Integração entre estados
A ofensiva contra os suspeitos contou com a cooperação de polícias estaduais em cinco unidades da federação: Santa Catarina, Paraná, São Paulo, Pernambuco e Rio Grande do Sul. Nessas localidades, foram cumpridos oito mandados de busca e apreensão. Conforme o delegado-geral da PCDF, José Werick de Carvalho, o foco da ação foi impedir o avanço de processos de radicalização e antecipar qualquer dano ao patrimônio público ou à segurança dos cidadãos e das autoridades.
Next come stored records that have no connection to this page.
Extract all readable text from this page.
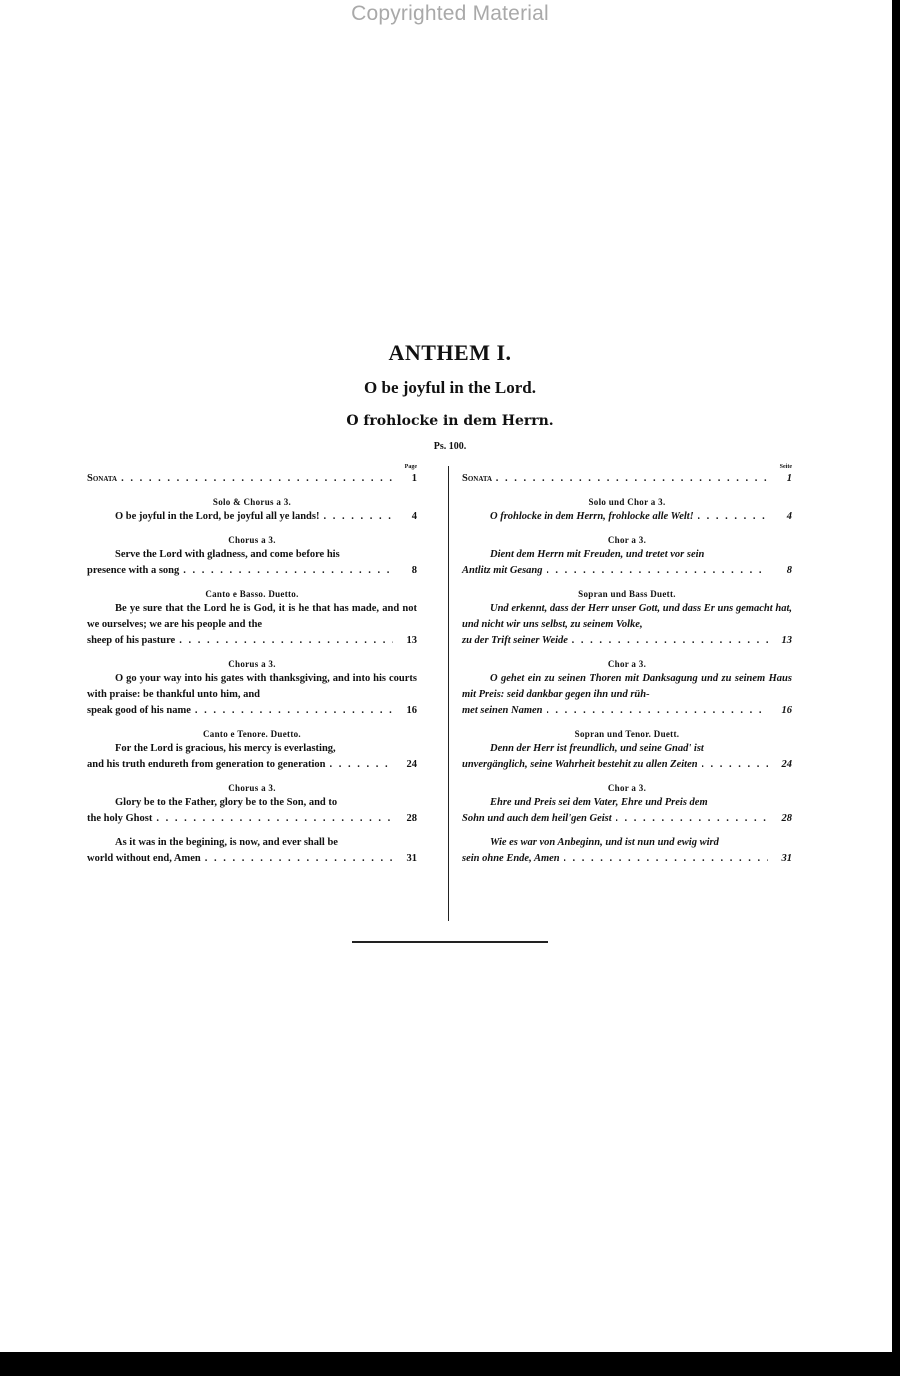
Copyrighted Material
ANTHEM I.
O be joyful in the Lord.
O frohlocke in dem Herrn.
Ps. 100.
Page
Sonata . . .	1
Solo & Chorus a 3.
O be joyful in the Lord, be joyful all ye lands! . . .	4
Chorus a 3.
Serve the Lord with gladness, and come before his
presence with a song . . .	8
Canto e Basso. Duetto.
Be ye sure that the Lord he is God, it is he that has made, and not we ourselves; we are his people and the
sheep of his pasture . . .	13
Chorus a 3.
O go your way into his gates with thanksgiving, and into his courts with praise: be thankful unto him, and
speak good of his name . . .	16
Canto e Tenore. Duetto.
For the Lord is gracious, his mercy is everlasting,
and his truth endureth from generation to generation . . .	24
Chorus a 3.
Glory be to the Father, glory be to the Son, and to
the holy Ghost . . .	28
As it was in the begining, is now, and ever shall be
world without end, Amen . . .	31
Seite
Sonata . . .	1
Solo und Chor a 3.
O frohlocke in dem Herrn, frohlocke alle Welt! . . .	4
Chor a 3.
Dient dem Herrn mit Freuden, und tretet vor sein
Antlitz mit Gesang . . .	8
Sopran und Bass Duett.
Und erkennt, dass der Herr unser Gott, und dass Er uns gemacht hat, und nicht wir uns selbst, zu seinem Volke,
zu der Trift seiner Weide . . .	13
Chor a 3.
O gehet ein zu seinen Thoren mit Danksagung und zu seinem Haus mit Preis: seid dankbar gegen ihn und rüh-
met seinen Namen . . .	16
Sopran und Tenor. Duett.
Denn der Herr ist freundlich, und seine Gnad' ist
unvergänglich, seine Wahrheit bestehit zu allen Zeiten . . .	24
Chor a 3.
Ehre und Preis sei dem Vater, Ehre und Preis dem
Sohn und auch dem heil'gen Geist . . .	28
Wie es war von Anbeginn, und ist nun und ewig wird
sein ohne Ende, Amen . . .	31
Durante as diligências, as autoridades localizaram manuais técnicos destinados à fabricação de explosivos, além de mapas detalhados da região central de Brasília e a planta baixa do Palácio do Planalto. O material confirma que os locais eram tratados como alvos prioritários pelos integrantes do grupo, que se articulavam exclusivamente por meio de grupos abertos na plataforma Telegram.
Perfil dos investigados
Os envolvidos possuem entre 19 e 31 anos, com maior concentração na faixa etária entre 19 e 25 anos. Segundo o delegado Maurílio Coelho, coordenador de inteligência da PCDF, nenhum dos suspeitos possuía passagens anteriores pela polícia e eles não mantinham contato pessoal entre si, restringindo a interação ao ambiente virtual. Por estratégia de investigação, não houve solicitação de mandados de prisão neste momento inicial da apuração.
Discurso de ódio e monitoramento
Além da articulação de crimes contra o Estado, os grupos serviam de base para a propagação de conteúdos neonazistas, antissemitas e misóginos. A secretária Nacional de Acesso à Justiça, Sheila de Carvalho, classificou o combate a essas manifestações de ódio como um dos principais desafios para a segurança pública no país. A operação também foi citada como exemplo da eficiência da Estratégia Nacional Mulher Segura, que busca integrar esforços das polícias estaduais com o governo federal para prevenir violências e proteger grupos vulneráveis em todo o território nacional.